Note: The value of the binomial coefficient at any row and position can be given by rCp = (r!)/((r-p)!*(p!)) = (r/1)*((r-1)/2)*....*((r-(p-1))/p)

C++ code for implementation of the above steps:

#include <bits/stdc++.h>
using namespace std;

int BinoCoeff(int r, int p){ 
    //The function for calculating binomial coefficient is declared.
    int ans = 1;
    
    //Using the concept 
    //rCp = (r)!/((r-p)!*(p!)) = (r/1)*((r-1)/2)*....*((r-(p-1))/p)
    for(int i=0; i<p; ++i){
        ans *= (r-i);          // Will take care of the numerator
        ans /= (i+1);         // Will take care of the denominator
    }
    
    
    return ans; // The value is returned
}


int main() {
    int n;
    cin>>n; //Taking input for number of rows to be printed
    
    for(int r=0; r<n; r++){
        cout << "row " << r <<"-> "; //Printing the row number
        for(int p=0; p<=r; p++){
            cout << BinoCoeff(r, p) <<" "; //Calling out the function for calculating
                                           //binomial coefficient at respective row and position.
        }
        cout<<endl;// To move to next row
    }
    return 0;
}

Input:

6

Output:

row 0-> 1 
row 1-> 1 1 
row 2-> 1 2 1 
row 3-> 1 3 3 1 
row 4-> 1 4 6 4 1 
row 5-> 1 5 10 10 5 1

Time Complexity:  O(n^3)  (As we are iterating over n rows, n positions for that particular row, and while calculating also we iterate through n values for p in BinoCoeff Function.)

Space Complexity : O(1)

Smarter Approach:

If we take a closer look at the expression BinoCoeff(r, p) = rCp = (r!)/((r-p)!*(p!)) = (r/1)*((r-1)/2)*....*((r-(p-1))/p), we do notice a relation between BinoCoeff(r, p) and BinoCoeff(r, (p-1)). Where BinoCoeff(r, p)=(r!)/((r-p)!*(p!)) and BinoCoeff(r, (p-1))=(r!)/((r-p+1)!*(p-1)!). Hence we can say, BinoCoeff(r, p) = BinoCoeff(r, p-1)*((r-p+1)/p). .....(@)

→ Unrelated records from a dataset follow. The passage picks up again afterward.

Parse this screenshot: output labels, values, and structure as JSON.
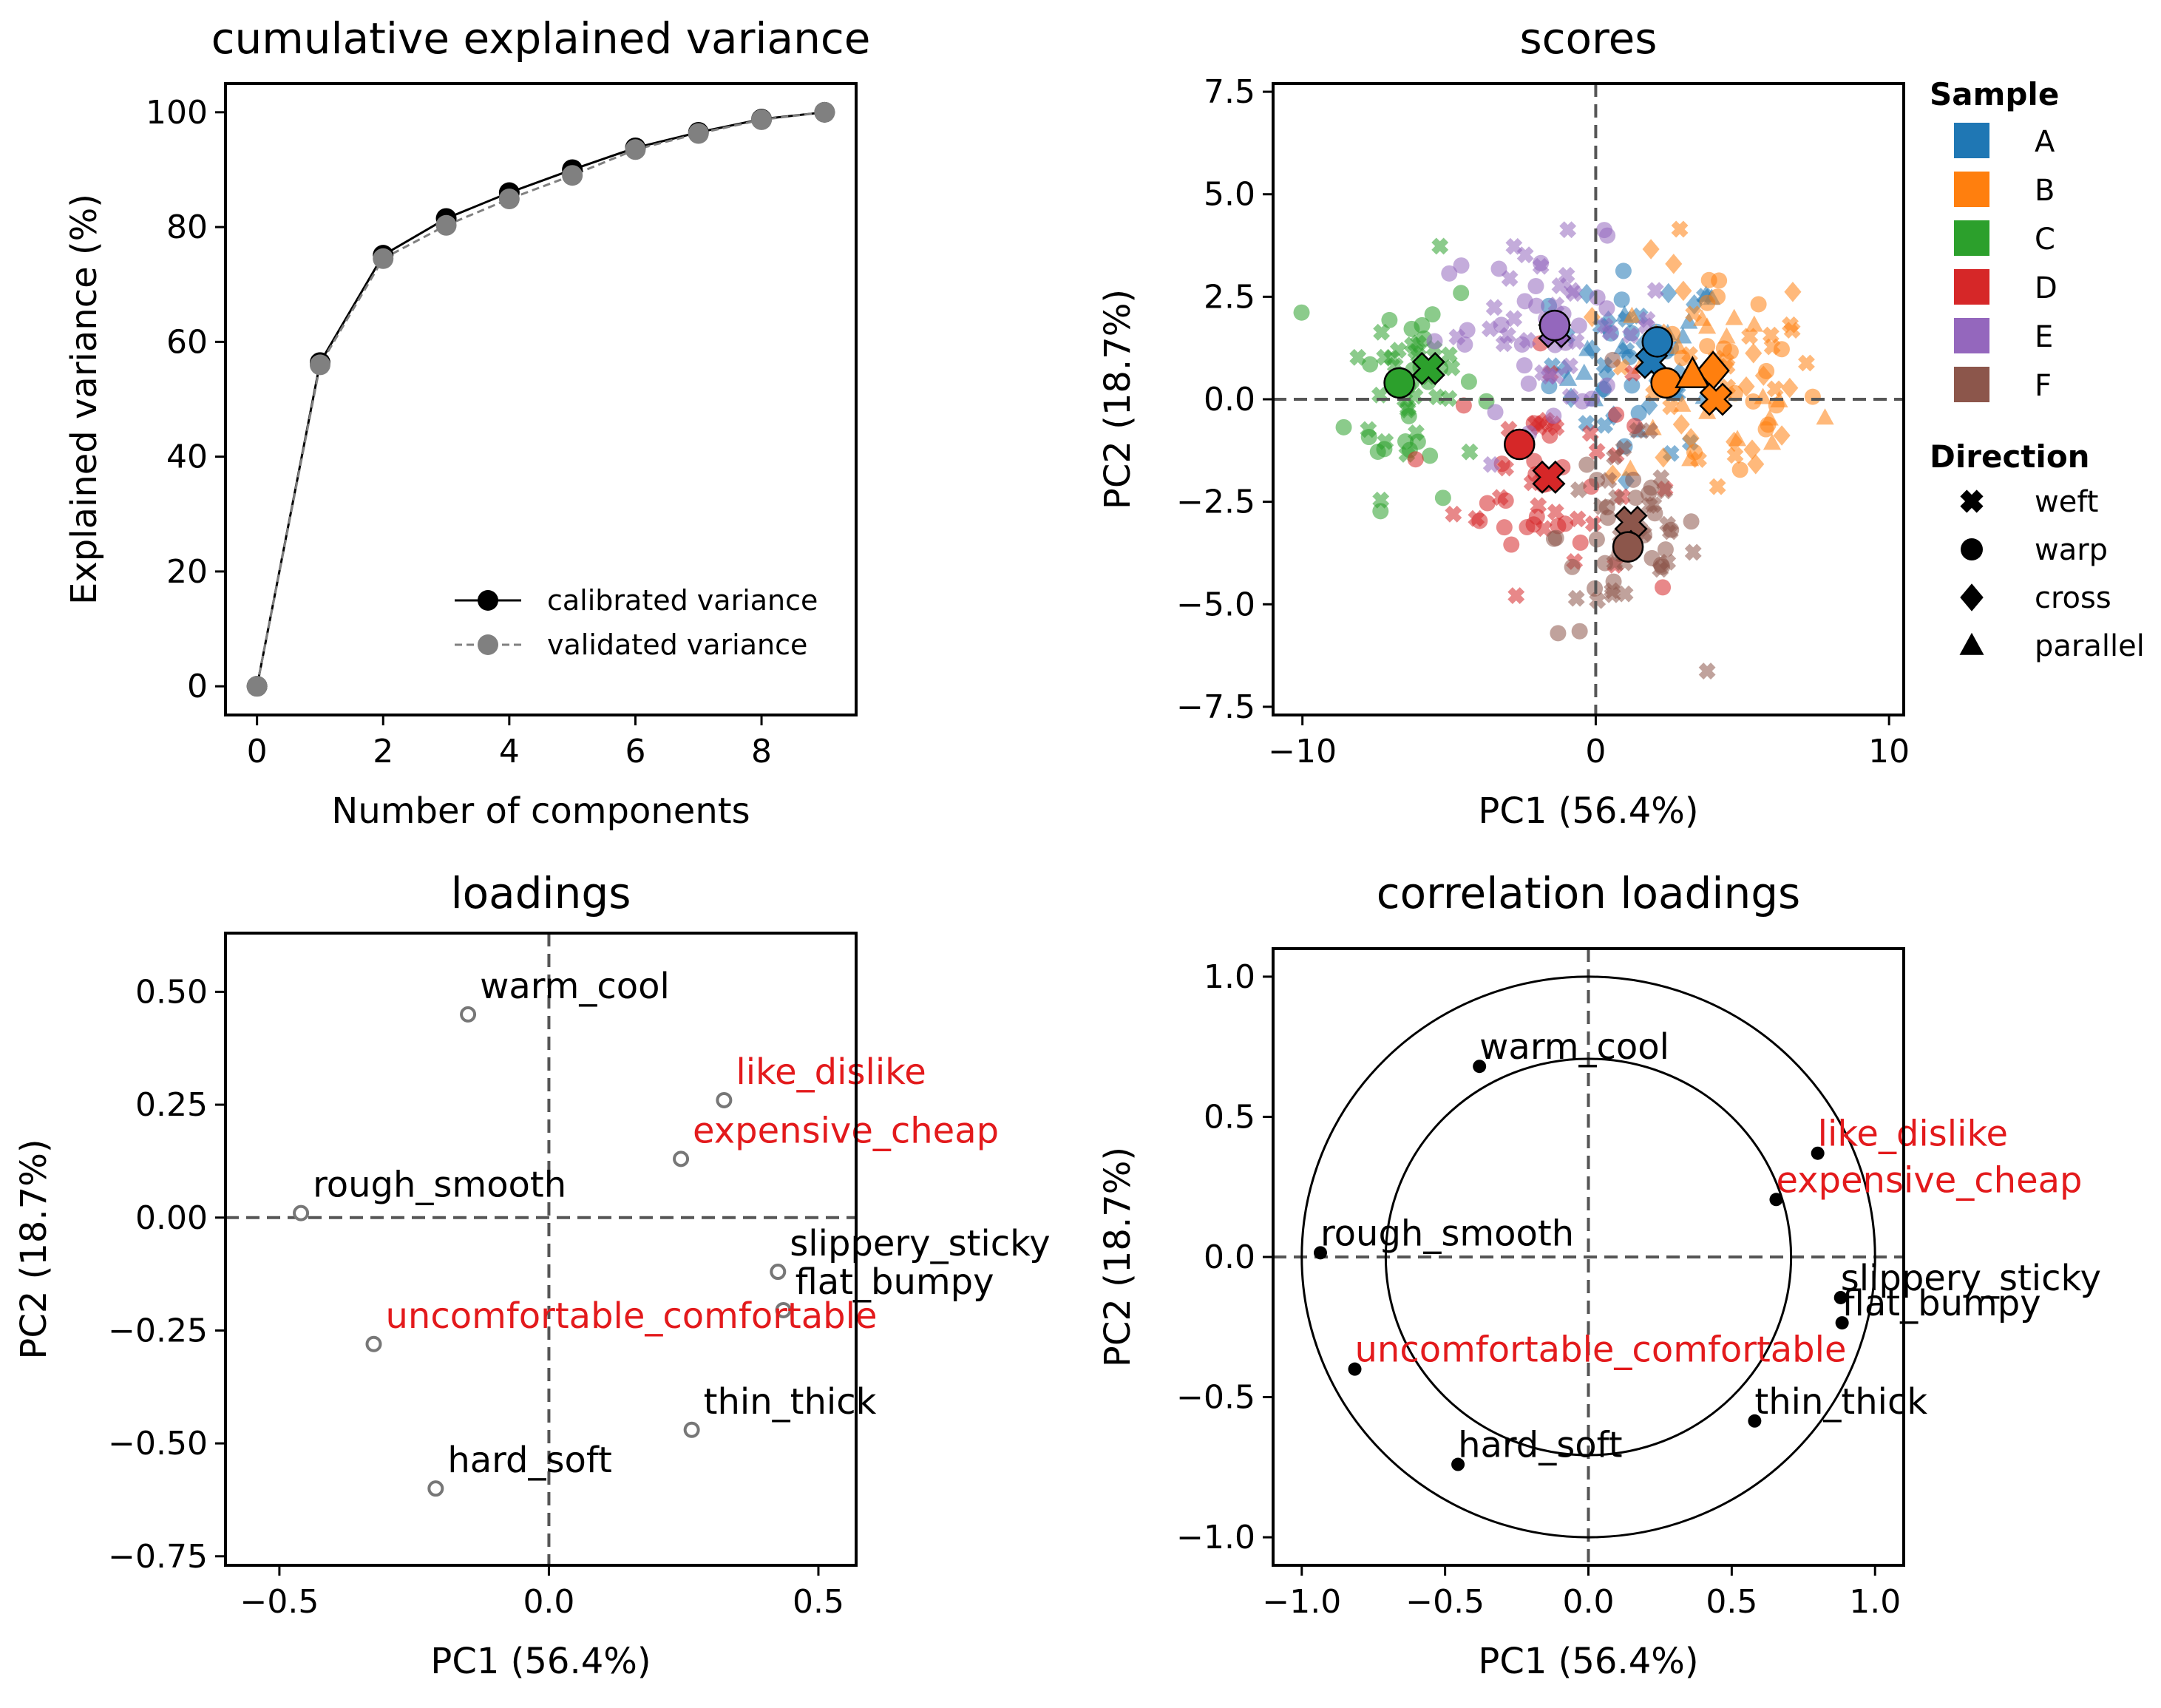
{
  "chart_data": [
    {
      "type": "line",
      "title": "cumulative explained variance",
      "xlabel": "Number of components",
      "ylabel": "Explained variance (%)",
      "xlim": [
        -0.5,
        9.5
      ],
      "ylim": [
        -5,
        105
      ],
      "xticks": [
        0,
        2,
        4,
        6,
        8
      ],
      "yticks": [
        0,
        20,
        40,
        60,
        80,
        100
      ],
      "legend_position": "lower-right",
      "series": [
        {
          "name": "calibrated variance",
          "color": "#000000",
          "x": [
            0,
            1,
            2,
            3,
            4,
            5,
            6,
            7,
            8,
            9
          ],
          "values": [
            0,
            56.4,
            75.1,
            81.5,
            86.0,
            90.0,
            93.8,
            96.5,
            98.8,
            100
          ]
        },
        {
          "name": "validated variance",
          "color": "#808080",
          "x": [
            0,
            1,
            2,
            3,
            4,
            5,
            6,
            7,
            8,
            9
          ],
          "values": [
            0,
            56.0,
            74.5,
            80.3,
            84.9,
            89.0,
            93.5,
            96.3,
            98.7,
            100
          ]
        }
      ]
    },
    {
      "type": "scatter",
      "title": "scores",
      "xlabel": "PC1 (56.4%)",
      "ylabel": "PC2 (18.7%)",
      "xlim": [
        -11,
        10.5
      ],
      "ylim": [
        -7.7,
        7.7
      ],
      "xticks": [
        -10,
        0,
        10
      ],
      "yticks": [
        -7.5,
        -5.0,
        -2.5,
        0.0,
        2.5,
        5.0,
        7.5
      ],
      "legend_position": "right-outside",
      "legend": {
        "sample_title": "Sample",
        "samples": [
          {
            "label": "A",
            "color": "#1f77b4"
          },
          {
            "label": "B",
            "color": "#ff7f0e"
          },
          {
            "label": "C",
            "color": "#2ca02c"
          },
          {
            "label": "D",
            "color": "#d62728"
          },
          {
            "label": "E",
            "color": "#9467bd"
          },
          {
            "label": "F",
            "color": "#8c564b"
          }
        ],
        "direction_title": "Direction",
        "directions": [
          {
            "label": "weft",
            "marker": "x"
          },
          {
            "label": "warp",
            "marker": "o"
          },
          {
            "label": "cross",
            "marker": "d"
          },
          {
            "label": "parallel",
            "marker": "t"
          }
        ]
      },
      "clouds": [
        {
          "sample": "A",
          "cx": 1.5,
          "cy": 0.9,
          "sx": 1.5,
          "sy": 1.1,
          "n": 60
        },
        {
          "sample": "B",
          "cx": 4.0,
          "cy": 0.4,
          "sx": 1.8,
          "sy": 1.5,
          "n": 80
        },
        {
          "sample": "C",
          "cx": -6.2,
          "cy": 0.5,
          "sx": 1.1,
          "sy": 1.4,
          "n": 55
        },
        {
          "sample": "D",
          "cx": -1.8,
          "cy": -1.8,
          "sx": 1.5,
          "sy": 1.4,
          "n": 55
        },
        {
          "sample": "E",
          "cx": -1.5,
          "cy": 1.8,
          "sx": 2.0,
          "sy": 1.0,
          "n": 60
        },
        {
          "sample": "F",
          "cx": 1.1,
          "cy": -3.3,
          "sx": 1.2,
          "sy": 1.3,
          "n": 60
        }
      ],
      "centroids": [
        {
          "sample": "A",
          "marker": "x",
          "x": 1.9,
          "y": 0.9
        },
        {
          "sample": "A",
          "marker": "o",
          "x": 2.1,
          "y": 1.4
        },
        {
          "sample": "B",
          "marker": "o",
          "x": 2.4,
          "y": 0.4
        },
        {
          "sample": "B",
          "marker": "d",
          "x": 4.0,
          "y": 0.7
        },
        {
          "sample": "B",
          "marker": "t",
          "x": 3.3,
          "y": 0.6
        },
        {
          "sample": "B",
          "marker": "x",
          "x": 4.1,
          "y": 0.0
        },
        {
          "sample": "C",
          "marker": "o",
          "x": -6.7,
          "y": 0.4
        },
        {
          "sample": "C",
          "marker": "x",
          "x": -5.7,
          "y": 0.75
        },
        {
          "sample": "D",
          "marker": "o",
          "x": -2.6,
          "y": -1.1
        },
        {
          "sample": "D",
          "marker": "x",
          "x": -1.6,
          "y": -1.9
        },
        {
          "sample": "E",
          "marker": "x",
          "x": -1.4,
          "y": 1.65
        },
        {
          "sample": "E",
          "marker": "o",
          "x": -1.4,
          "y": 1.8
        },
        {
          "sample": "F",
          "marker": "x",
          "x": 1.2,
          "y": -3.0
        },
        {
          "sample": "F",
          "marker": "o",
          "x": 1.1,
          "y": -3.6
        }
      ]
    },
    {
      "type": "scatter",
      "title": "loadings",
      "xlabel": "PC1 (56.4%)",
      "ylabel": "PC2 (18.7%)",
      "xlim": [
        -0.6,
        0.57
      ],
      "ylim": [
        -0.77,
        0.63
      ],
      "xticks": [
        -0.5,
        0.0,
        0.5
      ],
      "yticks": [
        -0.75,
        -0.5,
        -0.25,
        0.0,
        0.25,
        0.5
      ],
      "points": [
        {
          "label": "warm_cool",
          "x": -0.15,
          "y": 0.45,
          "color": "#000000"
        },
        {
          "label": "like_dislike",
          "x": 0.325,
          "y": 0.26,
          "color": "#e31a1c"
        },
        {
          "label": "expensive_cheap",
          "x": 0.245,
          "y": 0.13,
          "color": "#e31a1c"
        },
        {
          "label": "rough_smooth",
          "x": -0.46,
          "y": 0.01,
          "color": "#000000"
        },
        {
          "label": "slippery_sticky",
          "x": 0.425,
          "y": -0.12,
          "color": "#000000"
        },
        {
          "label": "flat_bumpy",
          "x": 0.435,
          "y": -0.205,
          "color": "#000000"
        },
        {
          "label": "uncomfortable_comfortable",
          "x": -0.325,
          "y": -0.28,
          "color": "#e31a1c"
        },
        {
          "label": "thin_thick",
          "x": 0.265,
          "y": -0.47,
          "color": "#000000"
        },
        {
          "label": "hard_soft",
          "x": -0.21,
          "y": -0.6,
          "color": "#000000"
        }
      ]
    },
    {
      "type": "scatter",
      "title": "correlation loadings",
      "xlabel": "PC1 (56.4%)",
      "ylabel": "PC2 (18.7%)",
      "xlim": [
        -1.1,
        1.1
      ],
      "ylim": [
        -1.1,
        1.1
      ],
      "xticks": [
        -1.0,
        -0.5,
        0.0,
        0.5,
        1.0
      ],
      "yticks": [
        -1.0,
        -0.5,
        0.0,
        0.5,
        1.0
      ],
      "circles": [
        0.707,
        1.0
      ],
      "points": [
        {
          "label": "warm_cool",
          "x": -0.38,
          "y": 0.68,
          "color": "#000000"
        },
        {
          "label": "like_dislike",
          "x": 0.8,
          "y": 0.37,
          "color": "#e31a1c"
        },
        {
          "label": "expensive_cheap",
          "x": 0.655,
          "y": 0.205,
          "color": "#e31a1c"
        },
        {
          "label": "rough_smooth",
          "x": -0.935,
          "y": 0.015,
          "color": "#000000"
        },
        {
          "label": "slippery_sticky",
          "x": 0.88,
          "y": -0.145,
          "color": "#000000"
        },
        {
          "label": "flat_bumpy",
          "x": 0.885,
          "y": -0.235,
          "color": "#000000"
        },
        {
          "label": "uncomfortable_comfortable",
          "x": -0.815,
          "y": -0.4,
          "color": "#e31a1c"
        },
        {
          "label": "thin_thick",
          "x": 0.58,
          "y": -0.585,
          "color": "#000000"
        },
        {
          "label": "hard_soft",
          "x": -0.455,
          "y": -0.74,
          "color": "#000000"
        }
      ]
    }
  ]
}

Note: We will be iterating row from 1 to n instead of 0 to (n-1) as in the formula above (@). So, the value of row = r+1 and therefore, BinoCoeff(row, pos) = BinoCoeff(row, pos-1)*((row-pos)/pos) will be used for coding.

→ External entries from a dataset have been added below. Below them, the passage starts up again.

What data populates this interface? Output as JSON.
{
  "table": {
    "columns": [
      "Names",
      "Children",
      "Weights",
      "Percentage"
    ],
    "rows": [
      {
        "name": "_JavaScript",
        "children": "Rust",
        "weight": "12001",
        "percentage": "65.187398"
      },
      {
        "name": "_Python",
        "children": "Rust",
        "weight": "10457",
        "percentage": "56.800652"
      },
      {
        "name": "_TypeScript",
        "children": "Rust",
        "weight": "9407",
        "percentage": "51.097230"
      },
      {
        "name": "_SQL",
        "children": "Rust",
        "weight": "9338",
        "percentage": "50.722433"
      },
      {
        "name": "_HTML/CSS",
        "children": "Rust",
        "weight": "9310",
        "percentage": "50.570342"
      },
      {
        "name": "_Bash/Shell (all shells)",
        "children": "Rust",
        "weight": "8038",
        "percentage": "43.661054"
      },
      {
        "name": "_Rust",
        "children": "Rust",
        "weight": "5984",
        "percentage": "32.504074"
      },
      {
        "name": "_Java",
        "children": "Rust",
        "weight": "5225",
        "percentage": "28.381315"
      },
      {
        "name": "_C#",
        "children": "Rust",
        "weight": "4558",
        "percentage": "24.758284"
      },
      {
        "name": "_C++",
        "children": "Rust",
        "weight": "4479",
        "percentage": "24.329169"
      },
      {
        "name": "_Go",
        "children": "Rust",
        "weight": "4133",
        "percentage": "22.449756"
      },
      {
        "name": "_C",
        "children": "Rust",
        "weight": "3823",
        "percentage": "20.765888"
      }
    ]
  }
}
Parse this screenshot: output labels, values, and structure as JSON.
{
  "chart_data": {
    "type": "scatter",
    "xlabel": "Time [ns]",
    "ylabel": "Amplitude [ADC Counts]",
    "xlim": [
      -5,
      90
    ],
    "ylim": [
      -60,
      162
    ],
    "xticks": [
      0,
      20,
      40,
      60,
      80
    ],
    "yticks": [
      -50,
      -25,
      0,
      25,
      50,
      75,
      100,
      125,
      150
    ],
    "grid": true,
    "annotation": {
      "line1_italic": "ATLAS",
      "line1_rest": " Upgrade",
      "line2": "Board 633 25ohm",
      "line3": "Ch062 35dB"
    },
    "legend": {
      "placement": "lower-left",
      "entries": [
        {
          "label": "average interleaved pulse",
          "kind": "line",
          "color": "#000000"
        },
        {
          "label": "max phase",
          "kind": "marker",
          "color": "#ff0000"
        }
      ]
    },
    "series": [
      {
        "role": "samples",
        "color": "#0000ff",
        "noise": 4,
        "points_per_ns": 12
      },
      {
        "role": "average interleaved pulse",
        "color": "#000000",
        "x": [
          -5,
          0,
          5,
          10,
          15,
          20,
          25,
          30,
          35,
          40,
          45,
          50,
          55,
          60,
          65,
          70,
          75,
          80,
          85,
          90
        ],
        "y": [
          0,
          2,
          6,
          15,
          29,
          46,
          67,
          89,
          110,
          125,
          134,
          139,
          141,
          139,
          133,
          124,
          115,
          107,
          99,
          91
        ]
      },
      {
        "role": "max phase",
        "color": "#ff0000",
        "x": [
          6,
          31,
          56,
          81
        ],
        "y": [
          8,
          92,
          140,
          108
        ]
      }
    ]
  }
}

C++ code: Find pascal triangle upto nth depth

#include <bits/stdc++.h>
using namespace std;

void printPT(int n){
   for(int row=1; row<=n; row++){
       cout << "row "<< row-1 << "-> "; // printing row number
       int Coeff = 1;         // First element of a row is always 1
       for(int pos=1; pos<=row; pos++){
           cout << Coeff<<" ";    //Print Coeff
           Coeff = Coeff*(row-pos)/pos; //Calculate next Coeff 
           //(We used (row-p) instead of (row-p+1), because our "row" here is different from row in formula.)
           // row in formula was iterating from 0 to n-1, here its from 1 to n
       }
       cout << endl; // To move to next line for new row
   } 
}



int main() {
    int n;
    cin>>n; //Taking input for number of rows to be printed
    printPT(n); //Function called for printing Pascal Triangle
    
    return 0;
}

Input:

5

Output:

row 0-> 1 
row 1-> 1 1 
row 2-> 1 2 1 
row 3-> 1 3 3 1 
row 4-> 1 4 6 4 1

Time Complexity : O(n^2) (As we move through n rows and for each row we are iterating for n positions for that particular row)

Space Complexity : O(1)